A while ago, I failed over a database (as planned) to it’s Dataguard copy, and of course everything worked as expected. Everything, that is, except a couple of reports which get sent directly from the database server early in the morning. The report generation had failed. After some investigation, we discovered that the newly active Dataguard server did not have NLS_DATE_FORMAT set in the environment, and the 2 reports in question were coded something like:

select col1, col2, col3 from user_data where user_date >= '25-Nov-2011 00:00:00';

The select was failing with the error.
 
ORA-01821: date format not recognized
 

If the developer had coded an explicit conversion, then we would not have experienced a problem.

select col1, col2, col3 from user_data
where user_date >= to_date('25-Nov-2011 00:00:00','DD-MON-YYYY HH24:MI:SS');
 

Coding with an implicit date mask is great and works successfully every time, as long as the NLS_DATE_FORMAT in your session matches the date mask you have supplied, which is course it always does. Until something changes and it doesn’t. In my experience, implicit conversion is probably the single greatest source of failure in systems and also one of the hardest to track down. It frequently occurs in a badly designed schema which doesn’t use the correct datatypes. I have seen schemas where everything is being stored a VARCHAR2, including numeric fields. This works fine as Oracle will happily insert implicit to_number functions into your code and return answers in ways which seem correct, until you get some rogue data into the database and everything falls apart.

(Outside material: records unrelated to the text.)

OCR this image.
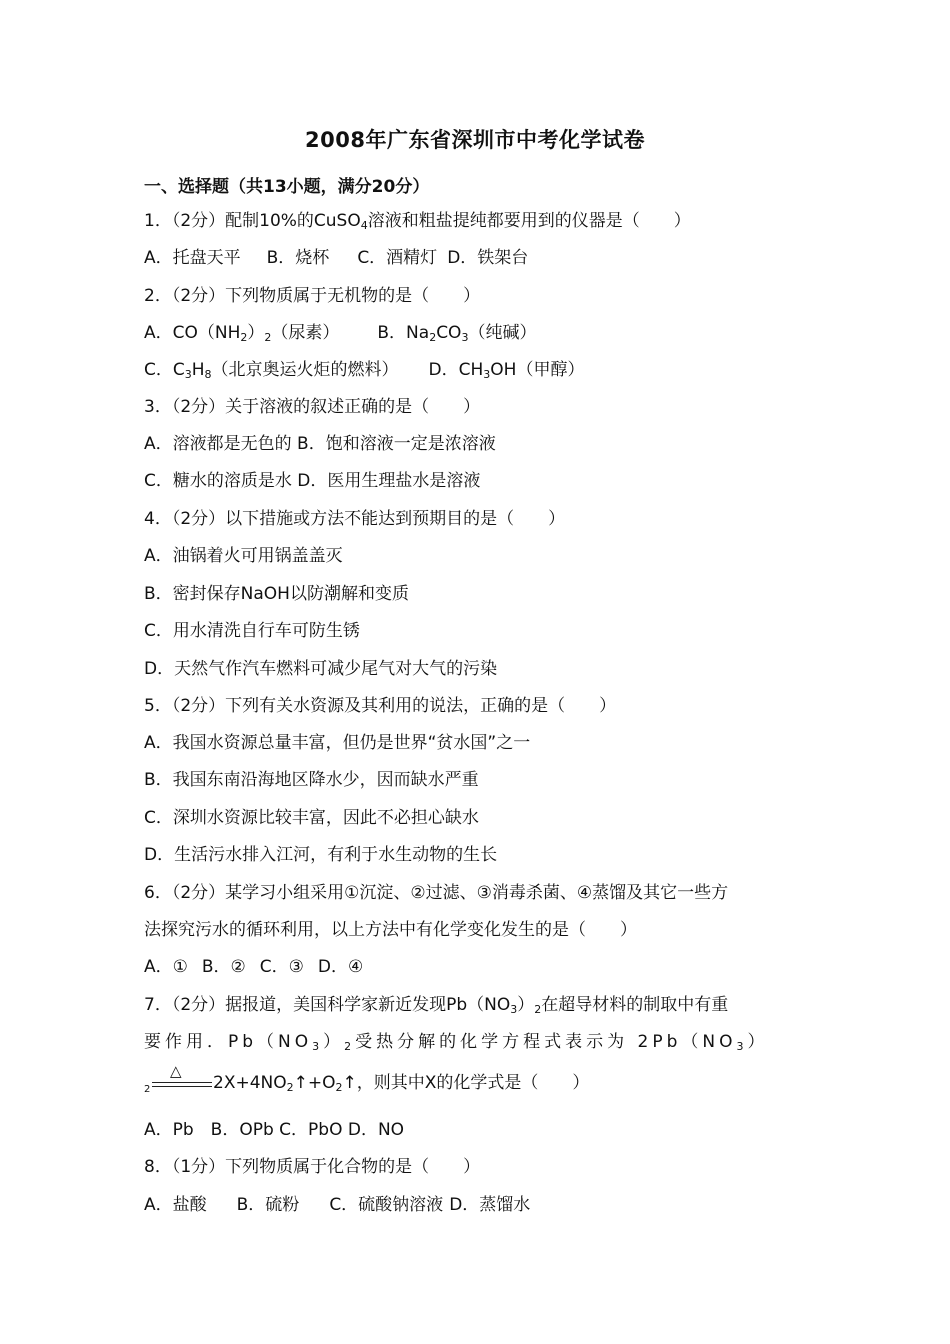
2008年广东省深圳市中考化学试卷
一、选择题（共13小题，满分20分）
1．（2分）配制10%的CuSO$_4$溶液和粗盐提纯都要用到的仪器是（　　）
A．托盘天平 B．烧杯 C．酒精灯 D．铁架台
2．（2分）下列物质属于无机物的是（　　）
A．$CO(NH_2)_2$（尿素） B．$Na_2CO_3$（纯碱）
C．$C_3H_8$（北京奥运火炬的燃料） D．$CH_3OH$（甲醇）
3．（2分）关于溶液的叙述正确的是（　　）
A．溶液都是无色的 B．饱和溶液一定是浓溶液
C．糖水的溶质是水 D．医用生理盐水是溶液
4．（2分）以下措施或方法不能达到预期目的是（　　）
A．油锅着火可用锅盖盖灭
B．密封保存NaOH以防潮解和变质
C．用水清洗自行车可防生锈
D．天然气作汽车燃料可减少尾气对大气的污染
5．（2分）下列有关水资源及其利用的说法，正确的是（　　）
A．我国水资源总量丰富，但仍是世界“贫水国”之一
B．我国东南沿海地区降水少，因而缺水严重
C．深圳水资源比较丰富，因此不必担心缺水
D．生活污水排入江河，有利于水生动物的生长
6．（2分）某学习小组采用①沉淀、②过滤、③消毒杀菌、④蒸馏及其它一些方
法探究污水的循环利用，以上方法中有化学变化发生的是（　　）
A．① B．② C．③ D．④
7．（2分）据报道，美国科学家新近发现$Pb(NO3)_2$在超导材料的制取中有重
要作用．$Pb(NO_3)_2$受热分解的化学方程式表示为 $2Pb(NO_3)$
△
2	$2X+4NO_2↑+O_2↑$，则其中X的化学式是（　　）
A．Pb　B．OPb C．PbO D．NO
8．（1分）下列物质属于化合物的是（　　）
A．盐酸 B．硫粉 C．硫酸钠溶液 D．蒸馏水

USER1 @ orcl > -- Create a table but allow generic data, rather than specifying numeric data
USER1 @ orcl > -- The client will take care of validation. Of course it will.
USER1 @ orcl > create table implicit_problem (col1 varchar2(10), col2 varchar2(10));

Table created.

USER1 @ orcl >
USER1 @ orcl > -- Lets fill the table with reasonable data
USER1 @ orcl > insert into implicit_problem values (1,1);

1 row created.

USER1 @ orcl > insert into implicit_problem values (2,10);

1 row created.

USER1 @ orcl > insert into implicit_problem values (3,66);

1 row created.

USER1 @ orcl >
USER1 @ orcl > -- Oracle is putting an implicit to_number around col1*col2 to allow the calculation
USER1 @ orcl > select col1,col2,col1*col2 from implicit_problem;

COL1       COL2        COL1*COL2
---------- ---------- ----------
1          1                   1
2          10                 20
3          66                198

USER1 @ orcl >
USER1 @ orcl > -- And now lets have some incorrectly validated data
USER1 @ orcl > insert into implicit_problem values (4,'A');

1 row created.

USER1 @ orcl >
USER1 @ orcl >
USER1 @ orcl > -- And now the implicit conversion fails
USER1 @ orcl > select col1,col2,col1*col2 from implicit_problem;
ERROR:
ORA-01722: invalid number

no rows selected

USER1 @ orcl >
USER1 @ orcl > -- Cleanup
USER1 @ orcl > drop table implicit_problem;

Table dropped.
 



It’s much easier (and quicker) to catch bad data going into a system than it is to perform problem resolution. Always code explicitly for your data types. Implicit conversion in yuor coding invariably leads to hard-to-find bugs.